Political observers think the vote will kill the legislation because Virginia faces a $2.1 billion deficit and passage will add costs to the budget.
The bill would help prevent Virginia licenses from being issued to illegal immigrants like several of the September 11 hijackers.
The legislation would require aliens to show such proof as a visa or permanent-residency card before getting or renewing a license, which would expire the same time as the visa.
A visitor in the United States indefinitely would have to get the license renewed annually.
"It would be a big help to the FBI and other law enforcement agencies if we could guarantee that a license or ID card issued by Virginia was legitimate and only for the time [the person] was legitimately in this country," said Thomas Drumm, a retired FBI agent with nine years of anti-terrorism experience agreed.
Critics have problems with the bill because the documents to get a license would come from the troubled U.S. Immigration and Naturalization Service.
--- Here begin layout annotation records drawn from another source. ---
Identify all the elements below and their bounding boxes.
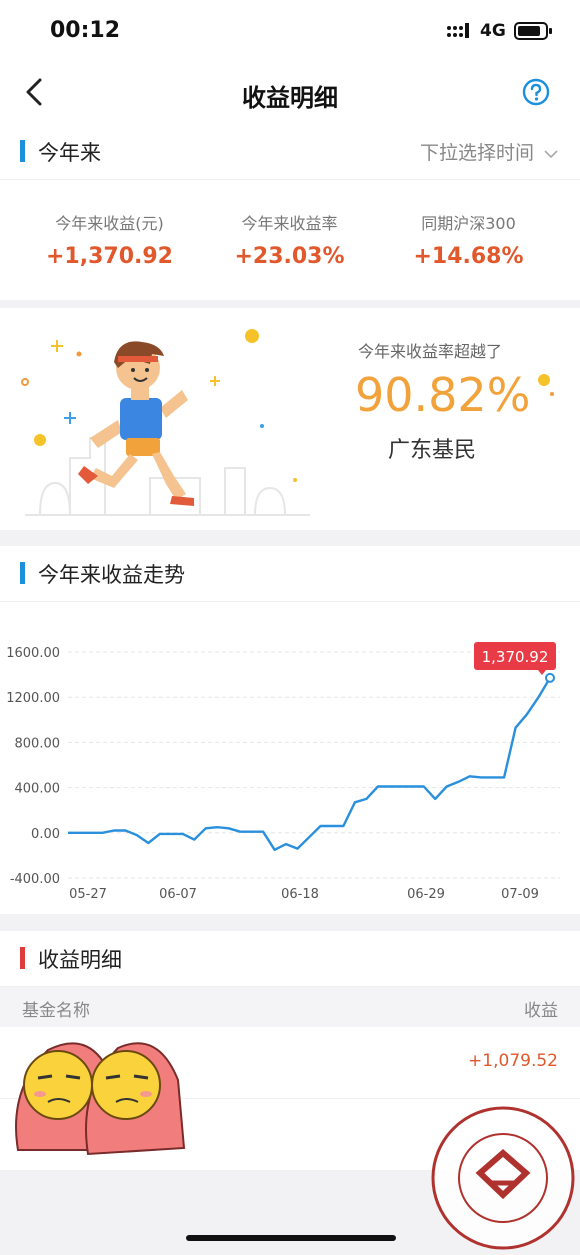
- tooltip-pointer: [538, 670, 546, 675]
- status-time: 00:12: [50, 18, 121, 43]
- network-type: 4G: [480, 21, 506, 41]
- ranking-group: 广东基民: [388, 438, 477, 463]
- tooltip-label: 1,370.92: [482, 648, 549, 666]
- detail-table-header: 基金名称 收益: [0, 987, 580, 1027]
- stat-value: +23.03%: [234, 244, 345, 269]
- trend-section-title: 今年来收益走势: [38, 563, 185, 587]
- battery-icon: [514, 22, 552, 40]
- watermark-seal: [431, 1106, 575, 1250]
- stat-ytd-profit: 今年来收益(元) +1,370.92: [13, 210, 206, 269]
- x-tick-label: 06-29: [407, 887, 445, 902]
- trend-chart: 1600.00 1200.00 800.00 400.00 0.00 -400.00 05-…: [0, 602, 580, 914]
- status-bar: 00:12 4G: [0, 0, 580, 62]
- x-tick-label: 05-27: [69, 887, 107, 902]
- chevron-down-icon: [544, 150, 558, 159]
- col-fund-name: 基金名称: [22, 1001, 90, 1021]
- emoji-sticker: [15, 1042, 186, 1156]
- detail-section-title: 收益明细: [38, 948, 122, 972]
- ranking-percent: 90.82%: [355, 368, 531, 422]
- y-tick-label: -400.00: [10, 872, 60, 887]
- y-tick-label: 800.00: [15, 736, 61, 751]
- section-accent: [20, 140, 25, 162]
- x-tick-label: 06-18: [281, 887, 319, 902]
- x-tick-label: 07-09: [501, 887, 539, 902]
- y-tick-label: 400.00: [15, 782, 61, 797]
- col-profit: 收益: [524, 1001, 558, 1021]
- stat-benchmark: 同期沪深300 +14.68%: [372, 210, 565, 269]
- section-accent: [20, 562, 25, 584]
- series-line: [68, 677, 552, 851]
- y-tick-label: 0.00: [31, 827, 60, 842]
- ranking-banner: 今年来收益率超越了 90.82% 广东基民: [0, 308, 580, 530]
- y-tick-label: 1600.00: [6, 646, 60, 661]
- stat-value: +1,370.92: [46, 244, 173, 269]
- home-indicator: [186, 1235, 396, 1241]
- sparkle-icon: [538, 374, 554, 396]
- section-accent: [20, 947, 25, 969]
- ytd-section-title: 今年来: [38, 141, 101, 165]
- signal-icon: [447, 23, 469, 38]
- ytd-stats: 今年来收益(元) +1,370.92 今年来收益率 +23.03% 同期沪深30…: [0, 180, 580, 300]
- y-tick-label: 1200.00: [6, 691, 60, 706]
- ytd-section-header: 今年来 下拉选择时间: [0, 124, 580, 180]
- runner-illustration: [21, 329, 310, 516]
- nav-bar: 收益明细: [0, 62, 580, 124]
- trend-section-header: 今年来收益走势: [0, 546, 580, 602]
- stat-value: +14.68%: [413, 244, 524, 269]
- trend-chart-svg: 1600.00 1200.00 800.00 400.00 0.00 -400.00 05-…: [6, 642, 560, 902]
- stat-label: 今年来收益(元): [55, 214, 164, 233]
- stat-label: 今年来收益率: [241, 214, 338, 233]
- last-point: [545, 672, 555, 683]
- time-picker[interactable]: 下拉选择时间: [420, 138, 558, 165]
- help-button[interactable]: [522, 78, 550, 106]
- page-title: 收益明细: [242, 84, 338, 112]
- time-picker-label: 下拉选择时间: [419, 142, 534, 164]
- stat-label: 同期沪深300: [421, 214, 516, 233]
- stat-ytd-return: 今年来收益率 +23.03%: [193, 210, 386, 269]
- x-tick-label: 06-07: [159, 887, 197, 902]
- ranking-caption: 今年来收益率超越了: [358, 342, 503, 361]
- detail-section-header: 收益明细: [0, 931, 580, 987]
- row-profit: +1,079.52: [468, 1051, 558, 1071]
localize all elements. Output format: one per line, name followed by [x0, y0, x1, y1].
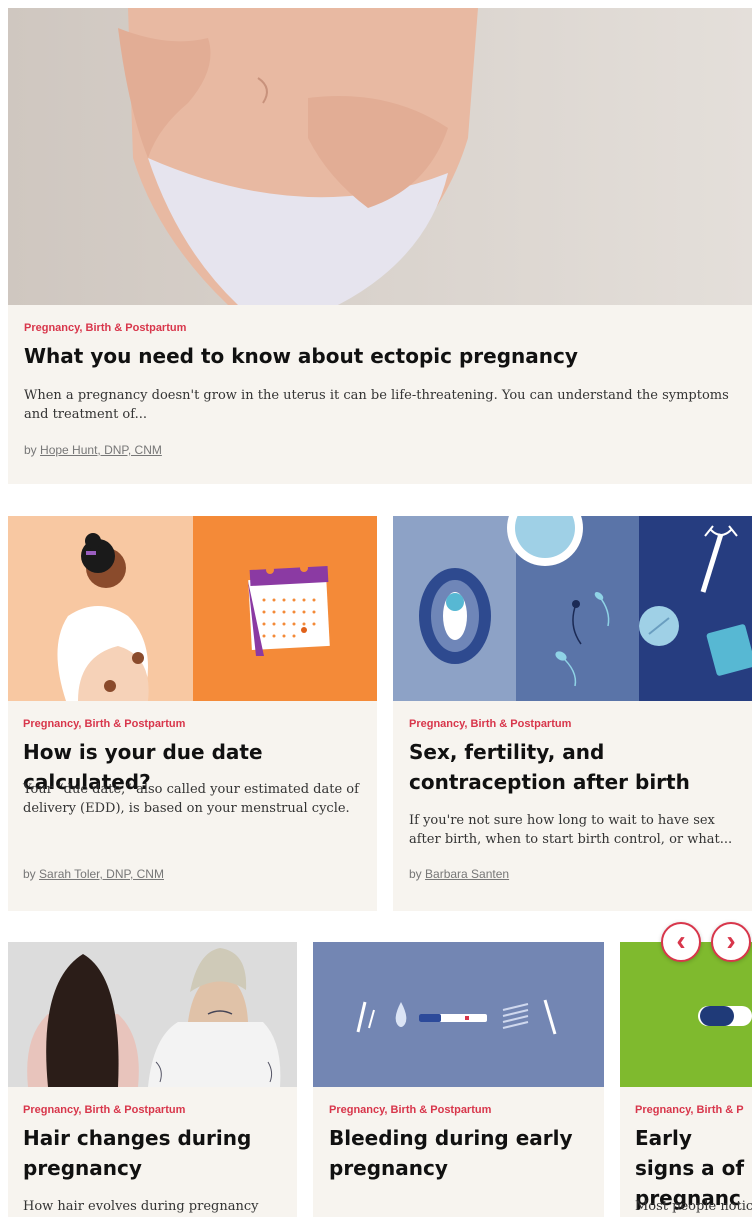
article-category[interactable]: Pregnancy, Birth & P	[635, 1104, 744, 1116]
carousel-prev-button[interactable]: ‹	[661, 922, 701, 962]
byline-prefix: by	[24, 443, 37, 457]
article-title[interactable]: Sex, fertility, and contraception after …	[409, 737, 739, 797]
article-image[interactable]	[8, 516, 377, 701]
article-title[interactable]: What you need to know about ectopic preg…	[24, 341, 744, 371]
carousel-card[interactable]: Pregnancy, Birth & Postpartum Bleeding d…	[313, 942, 604, 1217]
article-description: Your “due date,” also called your estima…	[23, 782, 359, 816]
article-category[interactable]: Pregnancy, Birth & Postpartum	[23, 1104, 185, 1116]
byline-prefix: by	[409, 867, 422, 881]
article-description: How hair evolves during pregnancy	[23, 1199, 259, 1214]
article-category[interactable]: Pregnancy, Birth & Postpartum	[24, 322, 186, 334]
carousel-card-image[interactable]	[8, 942, 297, 1087]
carousel-card-image[interactable]	[313, 942, 604, 1087]
carousel-card[interactable]: Pregnancy, Birth & P Early signs a of pr…	[620, 942, 752, 1217]
article-title[interactable]: Hair changes during pregnancy	[23, 1123, 288, 1183]
carousel-next-button[interactable]: ›	[711, 922, 751, 962]
article-title[interactable]: Bleeding during early pregnancy	[329, 1123, 594, 1183]
author-link[interactable]: Sarah Toler, DNP, CNM	[39, 867, 164, 881]
article-description: If you're not sure how long to wait to h…	[409, 813, 733, 847]
chevron-left-icon: ‹	[676, 924, 686, 956]
article-byline: by Sarah Toler, DNP, CNM	[23, 867, 164, 881]
carousel-card-image[interactable]	[620, 942, 752, 1087]
author-link[interactable]: Hope Hunt, DNP, CNM	[40, 443, 162, 457]
article-category[interactable]: Pregnancy, Birth & Postpartum	[329, 1104, 491, 1116]
author-link[interactable]: Barbara Santen	[425, 867, 509, 881]
chevron-right-icon: ›	[726, 924, 736, 956]
article-byline: by Barbara Santen	[409, 867, 509, 881]
byline-prefix: by	[23, 867, 36, 881]
carousel-card[interactable]: Pregnancy, Birth & Postpartum Hair chang…	[8, 942, 297, 1217]
featured-article-image[interactable]	[8, 8, 752, 305]
article-card[interactable]: Pregnancy, Birth & Postpartum How is you…	[8, 516, 377, 911]
article-description: When a pregnancy doesn't grow in the ute…	[24, 388, 729, 422]
article-category[interactable]: Pregnancy, Birth & Postpartum	[409, 718, 571, 730]
article-image[interactable]	[393, 516, 752, 701]
featured-article-card[interactable]: Pregnancy, Birth & Postpartum What you n…	[8, 8, 752, 484]
article-card[interactable]: Pregnancy, Birth & Postpartum Sex, ferti…	[393, 516, 752, 911]
article-description: Most people notic	[635, 1199, 752, 1214]
article-category[interactable]: Pregnancy, Birth & Postpartum	[23, 718, 185, 730]
article-byline: by Hope Hunt, DNP, CNM	[24, 443, 162, 457]
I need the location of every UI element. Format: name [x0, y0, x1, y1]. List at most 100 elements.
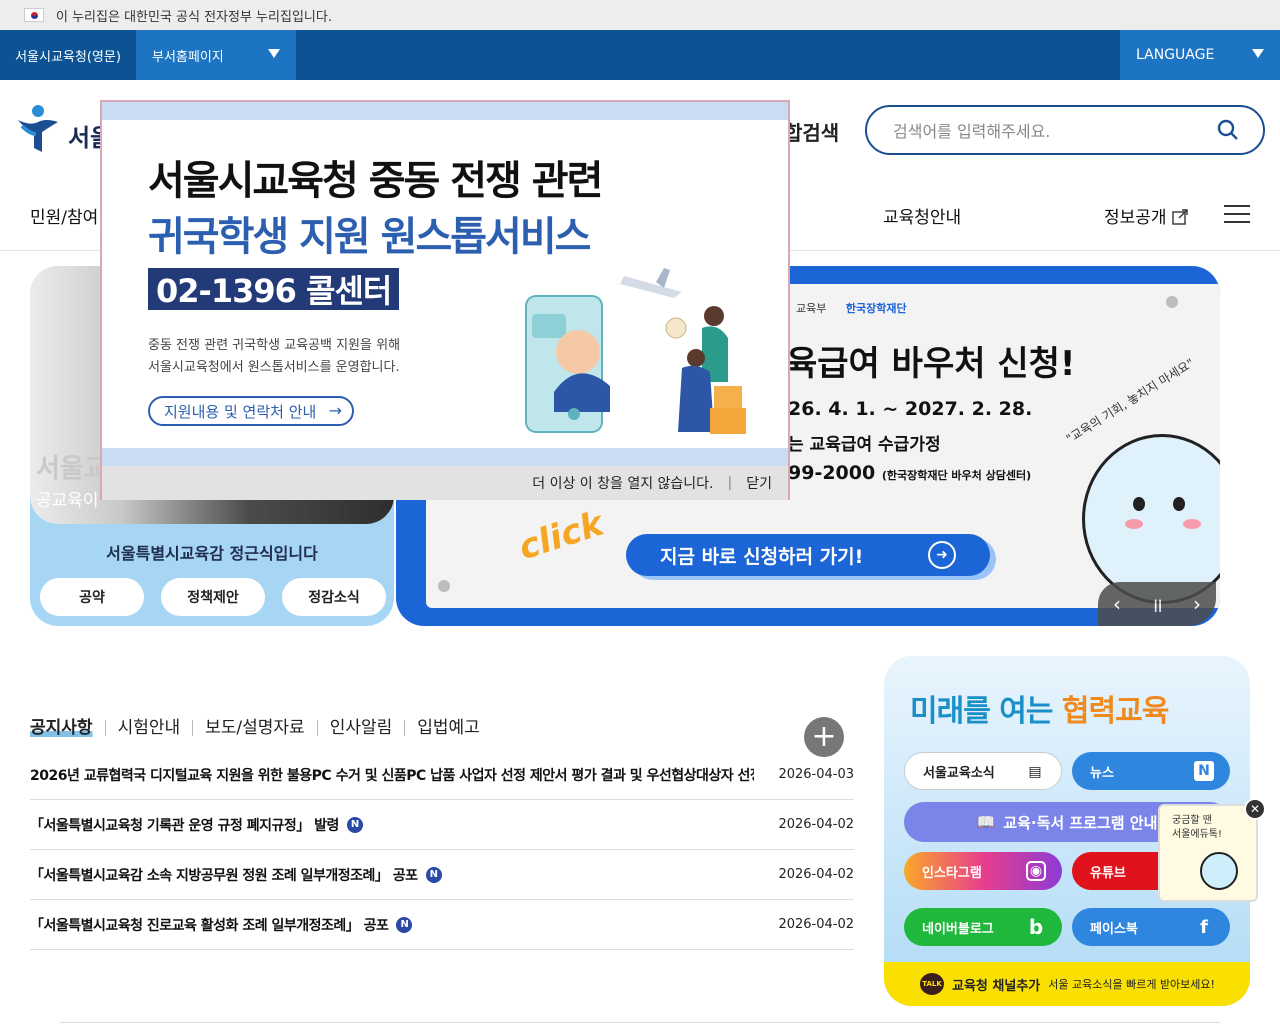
search-icon[interactable]: [1217, 119, 1239, 141]
nav-info-disclosure-label: 정보공개: [1104, 208, 1167, 228]
pause-icon[interactable]: ॥: [1151, 591, 1163, 618]
panel-title-a: 미래를 여는: [910, 694, 1062, 729]
dept-homepage-label: 부서홈페이지: [152, 49, 224, 65]
nav-office-info[interactable]: 교육청안내: [883, 203, 961, 228]
popup-callcenter: 02-1396 콜센터: [148, 268, 400, 310]
popup-desc-2: 서울시교육청에서 원스톱서비스를 운영합니다.: [148, 360, 400, 375]
book-icon: 📖: [976, 813, 996, 831]
apply-now-label: 지금 바로 신청하러 가기!: [660, 545, 864, 568]
edutalk-text: 궁금할 땐 서울에듀톡!: [1172, 814, 1222, 842]
mascot-illustration: [1082, 434, 1220, 604]
banner-phone: 99-2000 (한국장학재단 바우처 상담센터): [788, 462, 1031, 484]
nav-civil[interactable]: 민원/참여: [30, 203, 98, 228]
tab-press[interactable]: 보도/설명자료: [193, 720, 318, 737]
new-badge-icon: N: [425, 866, 442, 883]
tab-notice[interactable]: 공지사항: [30, 720, 106, 737]
korea-flag-icon: [24, 8, 44, 22]
next-slide-icon[interactable]: ›: [1193, 592, 1201, 616]
panel-title-b: 협력교육: [1061, 694, 1169, 729]
notice-popup: 서울시교육청 중동 전쟁 관련 귀국학생 지원 원스톱서비스 02-1396 콜…: [100, 100, 790, 500]
kosaf-logo-text: 한국장학재단: [845, 302, 907, 315]
notice-date: 2026-04-02: [778, 917, 854, 932]
notice-title[interactable]: 「서울특별시교육감 소속 지방공무원 정원 조례 일부개정조례」 공포: [30, 865, 418, 885]
list-item[interactable]: 「서울특별시교육감 소속 지방공무원 정원 조례 일부개정조례」 공포 N 202…: [30, 850, 854, 900]
edutalk-line-2: 서울에듀톡!: [1172, 829, 1223, 840]
nav-info-disclosure[interactable]: 정보공개: [1104, 203, 1188, 228]
kakao-talk-icon: TALK: [920, 973, 944, 995]
search-placeholder: 검색어를 입력해주세요.: [893, 122, 1051, 141]
superintendent-caption: 서울특별시교육감 정근식입니다: [106, 544, 318, 563]
language-label: LANGUAGE: [1136, 47, 1215, 63]
top-bar: 서울시교육청(영문) 부서홈페이지 LANGUAGE: [0, 30, 1280, 80]
instagram-button[interactable]: 인스타그램 ◉: [904, 852, 1062, 890]
banner-date: 26. 4. 1. ~ 2027. 2. 28.: [788, 398, 1033, 420]
naver-blog-icon: b: [1028, 915, 1044, 939]
youtube-label: 유튜브: [1090, 865, 1126, 881]
pledge-button[interactable]: 공약: [40, 578, 144, 616]
menu-icon[interactable]: [1224, 205, 1250, 225]
popup-bottom-band: [102, 448, 788, 466]
english-site-link[interactable]: 서울시교육청(영문): [0, 30, 136, 80]
reading-program-label: 교육·독서 프로그램 안내: [1003, 813, 1158, 832]
notice-title[interactable]: 「서울특별시교육청 진로교육 활성화 조례 일부개정조례」 공포: [30, 915, 389, 935]
click-text: click: [513, 503, 609, 569]
naver-news-icon: N: [1194, 761, 1214, 781]
tab-exam[interactable]: 시험안내: [106, 720, 194, 737]
kakao-channel-bar[interactable]: TALK 교육청 채널추가 서울 교육소식을 빠르게 받아보세요!: [884, 962, 1250, 1006]
seoul-edu-logo-icon[interactable]: [14, 104, 62, 156]
newspaper-icon: ▤: [1028, 764, 1042, 780]
banner-subtitle: 는 교육급여 수급가정: [788, 435, 941, 455]
photo-overlay-sub: 공교육이: [36, 491, 99, 511]
tab-personnel[interactable]: 인사알림: [318, 720, 406, 737]
instagram-icon: ◉: [1026, 861, 1046, 881]
popup-support-info-label: 지원내용 및 연락처 안내: [164, 402, 317, 421]
popup-support-info-button[interactable]: 지원내용 및 연락처 안내 →: [148, 396, 354, 426]
list-item[interactable]: 「서울특별시교육청 진로교육 활성화 조례 일부개정조례」 공포 N 2026-0…: [30, 900, 854, 950]
policy-proposal-button[interactable]: 정책제안: [161, 578, 265, 616]
list-item[interactable]: 「서울특별시교육청 기록관 운영 규정 폐지규정」 발령 N 2026-04-02: [30, 800, 854, 850]
decor-dot: [1166, 296, 1178, 308]
news-link-button[interactable]: 뉴스 N: [1072, 752, 1230, 790]
popup-top-band: [102, 102, 788, 120]
dept-homepage-select[interactable]: 부서홈페이지: [136, 30, 296, 80]
notice-list: 2026년 교류협력국 디지털교육 지원을 위한 불용PC 수거 및 신품PC …: [30, 750, 854, 950]
naver-blog-label: 네이버블로그: [922, 921, 994, 937]
instagram-label: 인스타그램: [922, 865, 982, 881]
popup-close-button[interactable]: 닫기: [746, 473, 772, 493]
close-icon[interactable]: ✕: [1244, 798, 1266, 820]
total-search-label[interactable]: 합검색: [784, 117, 839, 146]
notice-date: 2026-04-03: [778, 767, 854, 782]
search-input[interactable]: 검색어를 입력해주세요.: [865, 105, 1265, 155]
notice-title[interactable]: 「서울특별시교육청 기록관 운영 규정 폐지규정」 발령: [30, 815, 339, 835]
plus-icon: +: [811, 719, 837, 754]
prev-slide-icon[interactable]: ‹: [1113, 592, 1121, 616]
chevron-down-icon: [1252, 49, 1264, 58]
notice-date: 2026-04-02: [778, 817, 854, 832]
popup-desc-1: 중동 전쟁 관련 귀국학생 교육공백 지원을 위해: [148, 338, 401, 353]
panel-title: 미래를 여는 협력교육: [910, 686, 1169, 730]
edutalk-line-1: 궁금할 땐: [1172, 815, 1212, 826]
popup-footer: 더 이상 이 창을 열지 않습니다. | 닫기: [102, 466, 788, 500]
kakao-channel-desc: 서울 교육소식을 빠르게 받아보세요!: [1048, 978, 1215, 991]
notice-title[interactable]: 2026년 교류협력국 디지털교육 지원을 위한 불용PC 수거 및 신품PC …: [30, 765, 754, 785]
news-link-label: 뉴스: [1090, 765, 1114, 781]
news-button[interactable]: 정감소식: [282, 578, 386, 616]
gov-banner-text: 이 누리집은 대한민국 공식 전자정부 누리집입니다.: [56, 9, 332, 25]
language-select[interactable]: LANGUAGE: [1120, 30, 1280, 80]
banner-phone-number: 99-2000: [788, 462, 876, 484]
facebook-icon: f: [1200, 916, 1208, 938]
slider-controls: ‹ ॥ ›: [1098, 582, 1216, 626]
list-item[interactable]: 2026년 교류협력국 디지털교육 지원을 위한 불용PC 수거 및 신품PC …: [30, 750, 854, 800]
footer-divider: [60, 1022, 1220, 1023]
chevron-down-icon: [268, 49, 280, 58]
edutalk-widget[interactable]: 궁금할 땐 서울에듀톡!: [1158, 804, 1258, 902]
seoul-edu-news-button[interactable]: 서울교육소식 ▤: [904, 752, 1062, 790]
popup-heading-1: 서울시교육청 중동 전쟁 관련: [148, 158, 603, 204]
photo-overlay-title: 서울교: [36, 454, 108, 484]
apply-now-button[interactable]: 지금 바로 신청하러 가기! ➜: [626, 534, 990, 576]
naver-blog-button[interactable]: 네이버블로그 b: [904, 908, 1062, 946]
dont-show-again-link[interactable]: 더 이상 이 창을 열지 않습니다.: [532, 473, 713, 493]
banner-slogan: "교육의 기회, 놓치지 마세요": [1063, 355, 1197, 447]
tab-legislation[interactable]: 입법예고: [405, 720, 492, 737]
facebook-button[interactable]: 페이스북 f: [1072, 908, 1230, 946]
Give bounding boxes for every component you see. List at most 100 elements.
"As well intentioned as this bill is, it is a flawed bill," said Tim Freilich, a lawyer with the Virginia Justice Center for Farm and Migrant Workers in Falls Church. "To prevent another 9/11, our nation's immigration system must be fixed by our nation's leaders in Congress and not by the individual teller windows of inadequately trained Department of Motor Vehicles agents."
Sen. William C. Mims, a Loudoun County Republican, fired back at critics who said illegal immigrants in Virginia with no terrorist inclinations would be unfairly targeted.
"Tell my why the privilege of driving on our highways should be extended to those who have not obeyed the laws by being here," he said.